I can’t even begin to tell you how happy I am that’s Friday!

This has felt like the longest week ever. Part of it is that I’m just “not a research person” and can’t handle sitting behind a desk all day next to a space heater. Part of it was the weather. Oh, and part of it was being the first person “ever” to blow a fuse in the bionutrition lab trying to plug in said space heater, thus rendering the entire computer system dead! Clearly, I am awesome. And by “awesome,” I mean, “a disaster in the lab setting.”

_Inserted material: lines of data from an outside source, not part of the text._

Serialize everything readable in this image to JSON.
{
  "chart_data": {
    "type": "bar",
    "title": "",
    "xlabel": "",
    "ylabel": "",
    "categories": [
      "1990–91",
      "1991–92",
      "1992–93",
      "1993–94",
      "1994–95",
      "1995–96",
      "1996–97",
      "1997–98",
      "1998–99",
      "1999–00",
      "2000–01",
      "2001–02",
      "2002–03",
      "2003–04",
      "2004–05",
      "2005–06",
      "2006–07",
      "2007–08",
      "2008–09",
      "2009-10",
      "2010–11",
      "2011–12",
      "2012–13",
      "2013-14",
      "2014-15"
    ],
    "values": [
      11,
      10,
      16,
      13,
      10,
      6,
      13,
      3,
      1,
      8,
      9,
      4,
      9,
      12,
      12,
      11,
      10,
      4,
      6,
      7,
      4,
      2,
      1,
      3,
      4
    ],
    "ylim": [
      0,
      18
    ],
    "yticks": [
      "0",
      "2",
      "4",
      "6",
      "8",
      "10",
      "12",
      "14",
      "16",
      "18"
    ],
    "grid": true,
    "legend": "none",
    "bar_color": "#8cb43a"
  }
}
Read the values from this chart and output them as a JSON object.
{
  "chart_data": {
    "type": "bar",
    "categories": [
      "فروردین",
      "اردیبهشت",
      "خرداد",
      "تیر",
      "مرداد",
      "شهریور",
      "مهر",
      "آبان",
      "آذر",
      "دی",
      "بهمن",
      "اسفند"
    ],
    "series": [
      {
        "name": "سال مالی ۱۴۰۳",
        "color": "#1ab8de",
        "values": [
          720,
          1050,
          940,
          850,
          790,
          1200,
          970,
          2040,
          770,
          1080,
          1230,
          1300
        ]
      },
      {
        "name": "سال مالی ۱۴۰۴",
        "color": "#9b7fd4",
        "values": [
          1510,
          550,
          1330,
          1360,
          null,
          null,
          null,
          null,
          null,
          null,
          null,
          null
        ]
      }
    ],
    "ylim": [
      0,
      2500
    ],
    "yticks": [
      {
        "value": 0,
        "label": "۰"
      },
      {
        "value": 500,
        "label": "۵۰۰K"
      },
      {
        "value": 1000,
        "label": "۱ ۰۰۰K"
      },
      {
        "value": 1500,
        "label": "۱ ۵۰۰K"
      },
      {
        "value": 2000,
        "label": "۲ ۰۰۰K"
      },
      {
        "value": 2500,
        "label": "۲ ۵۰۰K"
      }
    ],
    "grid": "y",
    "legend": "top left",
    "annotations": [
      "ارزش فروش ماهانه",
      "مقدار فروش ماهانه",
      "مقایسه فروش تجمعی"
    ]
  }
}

Needless to say, in addition to a lot of therapeutic apartment-cleaning, I was in need of some serious comfort food—aka soup. This creation (loosely inspired by this recipe) came together really quickly and allowed me to use up a bunch of stuff I had in the fridge and cupboard.IMG_1417

Ingredients:

  • 1-2 tablespoons olive oil
  • 1 small onion, diced
  • 4-6 cloves of garlic, minced
  • 1.5 cups mushrooms, sliced (I used baby bellas)
  • 1 bunch of kale, chopped
  • 4 cups water or broth
  • 1 28-ounce can diced tomatoes
  • 1 can gigante beans, drained and rinsed
  • 1/4 cup red wine (optional)
  • 1 tablespoon rosemary, minced or dried
  • salt & pepper
  • turkey bacon (optional, but good if you have a some leftover to get rid of)
  • pecorino cheese, for garnish (optional)

Directions:

  1. Heat oil over medium heat in a large pot. Add onions and saute until translucent. Add garlic, mushrooms and rosemary.  Cook stirring occasionally until the mushrooms have cooked down but not become soggy (~5 minutes).
  2. Deglaze the pan with wine, stirring to get any bits that might be stuck to the bottom of the pan. Add tomatoes, beans and broth. Reduce heat and simmer for 10 minutes or so.
  3. Add kale and simmer for 5 or so more minutes.
  4. Garnish with crumbled turkey bacon and pecorino cheese. Serve with crusty bread.

Do you have any favorite cold-weather foods?